自分の心の機嫌は毎日変わる。寝る前の心と今の心、何が違うのか比べることはないが、一緒ではないことはわかる。今日は、あまり機嫌が良くないみたいだ。頭がモヤモヤして、胸がざわざわして、何かから解放されたいような気持ち。

将来への漠然とした不安がまとわりついて吐き気がする。だらしのない自分が嫌になる。全て投げ捨てて、どこか遠い誰も知らないところへ逃げ出したい。あるいは消えたい。

どうにかしてこの不安や焦り、苛立ち、自己嫌悪から逃れる術はないのか探す。Twitterに垂れ流してみても、甘味をバクバク食っても、何も変わらない。胸のざわつきと息苦しさに耐えられるタイムリミットが迫ってきているのがわかる。

精神科で処方されたブロナンセリンをODしたら楽になるのかと、薬をかき集めたところまでいったがやめた。何も変わらないぞと、理性が止めてくれた。(ブロナンセリンは統合失調症に効果のある薬だが、自分では全くその自覚がなく、これを
されたことに納得いっていない)

気を紛らわすために窓の外を見る。遠くの山に雨が降っている様子を見て、鳥になりたいと思った。なんとなく、自由になれる気がしたから。
逆に、鳥は人間になりたいと思うのだろうか。

人間で良かったと思うこともある。それは、夏の夜風を浴びているときだ。強い太陽光で熱された大気が、ひんやりと落ち着いて穏やかに流れ、火照った体を癒してくれる。人間でしか味わえない極上の幸福。

今日は雨が降ったからか、心地よい風がその残り香をのせて、真っ黒の自室に色を持たせてくれる。
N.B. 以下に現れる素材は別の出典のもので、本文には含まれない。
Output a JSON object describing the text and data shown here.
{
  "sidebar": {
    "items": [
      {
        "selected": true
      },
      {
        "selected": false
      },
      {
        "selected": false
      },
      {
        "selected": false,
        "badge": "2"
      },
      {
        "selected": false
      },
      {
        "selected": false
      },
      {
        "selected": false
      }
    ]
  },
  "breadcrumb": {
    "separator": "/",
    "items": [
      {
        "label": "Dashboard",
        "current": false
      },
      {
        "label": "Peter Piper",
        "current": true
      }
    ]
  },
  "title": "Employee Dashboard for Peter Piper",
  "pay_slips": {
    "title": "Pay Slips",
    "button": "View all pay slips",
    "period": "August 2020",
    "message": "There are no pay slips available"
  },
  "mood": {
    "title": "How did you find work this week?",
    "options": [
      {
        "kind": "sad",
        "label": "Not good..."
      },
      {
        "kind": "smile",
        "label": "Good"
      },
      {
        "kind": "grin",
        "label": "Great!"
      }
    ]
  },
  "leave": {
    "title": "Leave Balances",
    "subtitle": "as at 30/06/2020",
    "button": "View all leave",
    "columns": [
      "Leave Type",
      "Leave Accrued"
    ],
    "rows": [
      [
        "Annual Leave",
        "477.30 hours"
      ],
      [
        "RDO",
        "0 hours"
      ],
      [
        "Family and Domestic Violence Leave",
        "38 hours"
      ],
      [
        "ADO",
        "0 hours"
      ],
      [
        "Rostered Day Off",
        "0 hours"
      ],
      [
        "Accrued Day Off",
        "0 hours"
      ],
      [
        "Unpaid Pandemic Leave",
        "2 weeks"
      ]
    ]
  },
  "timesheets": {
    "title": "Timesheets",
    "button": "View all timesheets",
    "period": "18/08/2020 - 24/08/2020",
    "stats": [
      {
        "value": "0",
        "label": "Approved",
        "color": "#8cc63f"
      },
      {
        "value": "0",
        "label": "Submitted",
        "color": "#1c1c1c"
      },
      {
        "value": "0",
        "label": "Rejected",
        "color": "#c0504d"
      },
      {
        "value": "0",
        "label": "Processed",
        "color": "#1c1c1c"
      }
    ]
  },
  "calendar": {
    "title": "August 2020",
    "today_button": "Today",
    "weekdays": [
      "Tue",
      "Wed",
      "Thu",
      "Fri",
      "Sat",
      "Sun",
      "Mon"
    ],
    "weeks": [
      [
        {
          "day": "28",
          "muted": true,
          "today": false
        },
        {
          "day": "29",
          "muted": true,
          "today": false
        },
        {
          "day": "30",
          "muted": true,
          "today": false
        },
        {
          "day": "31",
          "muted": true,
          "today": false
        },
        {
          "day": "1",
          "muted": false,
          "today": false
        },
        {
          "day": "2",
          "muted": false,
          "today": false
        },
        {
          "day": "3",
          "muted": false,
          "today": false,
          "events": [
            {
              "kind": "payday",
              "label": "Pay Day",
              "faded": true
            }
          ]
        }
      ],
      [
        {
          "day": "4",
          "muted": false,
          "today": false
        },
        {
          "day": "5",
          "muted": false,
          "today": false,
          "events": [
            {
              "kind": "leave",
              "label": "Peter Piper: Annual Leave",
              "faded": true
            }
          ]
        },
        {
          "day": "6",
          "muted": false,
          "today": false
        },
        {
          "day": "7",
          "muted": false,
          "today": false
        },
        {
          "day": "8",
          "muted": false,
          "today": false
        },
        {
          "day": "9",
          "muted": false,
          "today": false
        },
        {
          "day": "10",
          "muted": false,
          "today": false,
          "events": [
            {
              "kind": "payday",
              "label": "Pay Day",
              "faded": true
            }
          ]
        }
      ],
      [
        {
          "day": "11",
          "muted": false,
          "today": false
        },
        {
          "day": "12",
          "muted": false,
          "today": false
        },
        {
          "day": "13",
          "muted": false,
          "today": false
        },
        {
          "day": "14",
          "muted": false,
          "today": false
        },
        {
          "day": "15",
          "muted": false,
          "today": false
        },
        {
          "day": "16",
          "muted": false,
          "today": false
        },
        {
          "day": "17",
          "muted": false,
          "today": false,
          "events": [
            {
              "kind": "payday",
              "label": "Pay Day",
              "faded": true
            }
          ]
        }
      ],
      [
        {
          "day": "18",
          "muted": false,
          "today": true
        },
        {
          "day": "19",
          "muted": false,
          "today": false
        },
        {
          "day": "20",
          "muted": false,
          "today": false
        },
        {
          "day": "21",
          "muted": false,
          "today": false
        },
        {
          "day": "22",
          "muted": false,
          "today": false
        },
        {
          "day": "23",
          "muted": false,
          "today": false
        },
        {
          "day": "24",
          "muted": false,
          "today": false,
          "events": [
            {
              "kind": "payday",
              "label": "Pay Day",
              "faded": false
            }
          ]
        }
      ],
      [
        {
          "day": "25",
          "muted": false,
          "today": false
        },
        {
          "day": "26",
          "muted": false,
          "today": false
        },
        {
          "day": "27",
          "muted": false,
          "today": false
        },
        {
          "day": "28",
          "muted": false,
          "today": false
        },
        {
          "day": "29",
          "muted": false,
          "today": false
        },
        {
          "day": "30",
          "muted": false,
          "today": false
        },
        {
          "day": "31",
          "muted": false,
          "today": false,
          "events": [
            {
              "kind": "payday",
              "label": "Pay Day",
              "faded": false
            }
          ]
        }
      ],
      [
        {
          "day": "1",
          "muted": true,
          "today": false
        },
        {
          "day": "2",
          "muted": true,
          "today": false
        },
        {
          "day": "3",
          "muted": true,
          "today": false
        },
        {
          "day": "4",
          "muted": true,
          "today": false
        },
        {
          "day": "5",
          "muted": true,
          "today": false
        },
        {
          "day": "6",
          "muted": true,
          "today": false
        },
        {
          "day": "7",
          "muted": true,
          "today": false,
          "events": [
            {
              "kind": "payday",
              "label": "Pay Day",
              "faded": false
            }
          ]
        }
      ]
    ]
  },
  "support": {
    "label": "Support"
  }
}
ずっとこの時間が続けばいいのに。

明日は仕事がある。しかも早出だ。いつもより1時間ほど早く家を出て、正社員と変わらない仕事を正社員よりも安い給料でこなさなければならない。自分で選んだ道とはいえ、やりたい仕事ではないし楽しくもないから、早く辞めたい気持ちがある。しかし、人手不足なので辞めてしまったら残った人たちに迷惑をかけてしまうから辞めづらい。無論、休みも取りづらい。パートのくせに自由に働けない。ちっ。

考え事をして苦しんでいるだけで終わった一日だった。これが明日も明後日も続くようなら、ちょっと困る。不毛な思考ばかりして、仕事も趣味も集中できないだろうから。
あぁ、早く寝ないと。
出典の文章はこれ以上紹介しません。